Pretty much everything you've described here is the training that I implement with my 11 month old boy. What's also controversial is the notion that outing a young dog in bitework (provided it understands the out properly) kills drive. If the dog knows it's going to be rewarded with another bite for his out then how does this kill it's drive?


----------



## Geoff Empey (Jan 8, 2008)

Samuel Gibson said:


> Pretty much everything you've described here is the training that I implement with my 11 month old boy. What's also controversial is the notion that outing a young dog in bitework (provided it understands the out properly) kills drive. If the dog knows it's going to be rewarded with another bite for his out then how does this kill it's drive?


You never said that you were going to reward with another bite. You specifically said


> Assuming the dog knows the out command should we simply tell him out him and tell him "we're done" or should we out him and build his drive back up by holding the item away from him and causing frustration for a bite and then put the item away and tell him "we're done" and simply end the session?

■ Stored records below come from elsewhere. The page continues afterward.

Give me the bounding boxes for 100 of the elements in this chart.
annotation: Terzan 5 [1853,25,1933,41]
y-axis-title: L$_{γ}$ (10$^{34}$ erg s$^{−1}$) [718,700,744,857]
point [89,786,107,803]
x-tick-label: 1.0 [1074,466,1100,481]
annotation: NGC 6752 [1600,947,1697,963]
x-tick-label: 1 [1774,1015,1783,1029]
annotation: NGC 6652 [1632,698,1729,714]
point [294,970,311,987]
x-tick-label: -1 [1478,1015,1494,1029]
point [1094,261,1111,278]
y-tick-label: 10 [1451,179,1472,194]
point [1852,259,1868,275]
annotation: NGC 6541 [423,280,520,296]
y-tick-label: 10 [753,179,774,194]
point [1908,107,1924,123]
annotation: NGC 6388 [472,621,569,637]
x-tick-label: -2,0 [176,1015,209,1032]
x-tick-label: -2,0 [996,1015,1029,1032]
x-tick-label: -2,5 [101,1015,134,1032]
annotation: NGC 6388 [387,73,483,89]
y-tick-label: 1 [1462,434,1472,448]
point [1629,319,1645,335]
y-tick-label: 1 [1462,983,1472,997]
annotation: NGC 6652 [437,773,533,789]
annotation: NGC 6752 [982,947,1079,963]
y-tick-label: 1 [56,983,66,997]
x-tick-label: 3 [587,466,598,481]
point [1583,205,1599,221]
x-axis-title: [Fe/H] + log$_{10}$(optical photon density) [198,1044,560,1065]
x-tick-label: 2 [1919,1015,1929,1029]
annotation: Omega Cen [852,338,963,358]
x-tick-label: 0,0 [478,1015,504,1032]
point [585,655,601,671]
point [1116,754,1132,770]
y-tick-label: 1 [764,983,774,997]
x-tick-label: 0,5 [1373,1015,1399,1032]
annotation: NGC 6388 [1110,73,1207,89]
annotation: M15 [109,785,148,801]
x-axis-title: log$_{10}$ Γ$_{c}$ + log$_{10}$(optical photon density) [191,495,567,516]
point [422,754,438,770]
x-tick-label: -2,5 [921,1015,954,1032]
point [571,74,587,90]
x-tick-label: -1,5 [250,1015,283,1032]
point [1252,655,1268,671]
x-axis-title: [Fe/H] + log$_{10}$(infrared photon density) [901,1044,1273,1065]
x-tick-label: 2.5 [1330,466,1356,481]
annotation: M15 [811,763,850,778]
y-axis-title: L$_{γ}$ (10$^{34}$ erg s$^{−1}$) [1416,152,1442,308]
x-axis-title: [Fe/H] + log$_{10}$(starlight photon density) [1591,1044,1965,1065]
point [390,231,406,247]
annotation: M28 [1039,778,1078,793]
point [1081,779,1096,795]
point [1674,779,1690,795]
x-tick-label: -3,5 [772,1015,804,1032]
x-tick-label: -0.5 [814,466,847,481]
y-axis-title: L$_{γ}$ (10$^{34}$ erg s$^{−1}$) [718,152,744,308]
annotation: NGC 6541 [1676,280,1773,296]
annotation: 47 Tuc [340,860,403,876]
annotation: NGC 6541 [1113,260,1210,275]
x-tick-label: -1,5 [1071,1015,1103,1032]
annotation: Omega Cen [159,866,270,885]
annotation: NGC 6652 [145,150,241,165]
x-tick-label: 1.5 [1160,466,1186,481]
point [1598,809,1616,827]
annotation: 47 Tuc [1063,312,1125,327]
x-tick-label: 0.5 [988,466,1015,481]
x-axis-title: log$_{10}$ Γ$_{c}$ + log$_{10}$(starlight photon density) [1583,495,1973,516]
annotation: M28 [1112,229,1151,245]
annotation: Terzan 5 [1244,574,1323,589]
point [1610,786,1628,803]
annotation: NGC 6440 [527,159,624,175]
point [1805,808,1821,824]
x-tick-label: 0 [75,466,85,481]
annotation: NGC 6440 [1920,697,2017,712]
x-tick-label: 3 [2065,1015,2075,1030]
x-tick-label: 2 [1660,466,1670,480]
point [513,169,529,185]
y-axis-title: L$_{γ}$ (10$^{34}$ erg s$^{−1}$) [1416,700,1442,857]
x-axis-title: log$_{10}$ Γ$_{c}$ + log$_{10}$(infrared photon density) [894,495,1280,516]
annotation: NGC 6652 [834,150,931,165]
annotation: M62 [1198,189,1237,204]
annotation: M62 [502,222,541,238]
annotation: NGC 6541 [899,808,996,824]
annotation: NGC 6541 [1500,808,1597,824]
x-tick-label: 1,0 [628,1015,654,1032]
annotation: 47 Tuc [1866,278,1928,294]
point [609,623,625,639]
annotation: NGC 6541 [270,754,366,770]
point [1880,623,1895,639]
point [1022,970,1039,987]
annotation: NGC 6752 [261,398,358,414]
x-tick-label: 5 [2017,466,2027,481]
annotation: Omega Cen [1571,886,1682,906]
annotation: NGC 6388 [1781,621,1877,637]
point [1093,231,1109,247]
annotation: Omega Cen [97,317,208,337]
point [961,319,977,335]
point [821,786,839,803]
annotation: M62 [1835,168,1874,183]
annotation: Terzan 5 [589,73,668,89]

I agree you always should trade something for something in the beginning of building a dog. So if you do specifically out a dog and end a session like you describe, you have just punished your out. You might be able to get away with it at first, but IMO over a short period this will reinforce slow outs. Think about it from the dogs POV. _"My handler outs me .. pulls me away from the HA .. and puts me back in the car. Hmmmmm screw it, next time I will not let go" 
_
Rewarding for outs with an other bite and building fast speedy outs, is a whole new thread.  Has nothing IMO to do with when/how to end a bite session in the beginning stages.


----------



## Samuel Gibson (Jun 25, 2014)

Geoff Empey said:


> You never said that you were going to reward with another bite. You specifically said I agree you always should trade something for something in the beginning of building a dog. So if you do specifically out a dog and end a session like you describe, you have just punished your out. You might be able to get away with it at first, but IMO over a short period this will reinforce slow outs. Think about it from the dogs POV. _"My handler outs me .. pulls me away from the HA .. and puts me back in the car. Hmmmmm screw it, next time I will not let go"
> _
> Rewarding for outs with an other bite and building fast speedy outs, is a whole new thread.  Has nothing IMO to do with when/how to end a bite session in the beginning stages.


Yeah sorry, it was a misunderstanding on my part. I was just putting the whole "out" idea out there for you to comment on specifically referring to outing DURING a session and rewarding the dog with a fast bite. I've been told by some people that doing outs during a session with a young dog can kill it's drive but I never really understood this and you're right it's a completely new thread. I agree with you with never outing at the end of the session and finishing bite work that way!


----------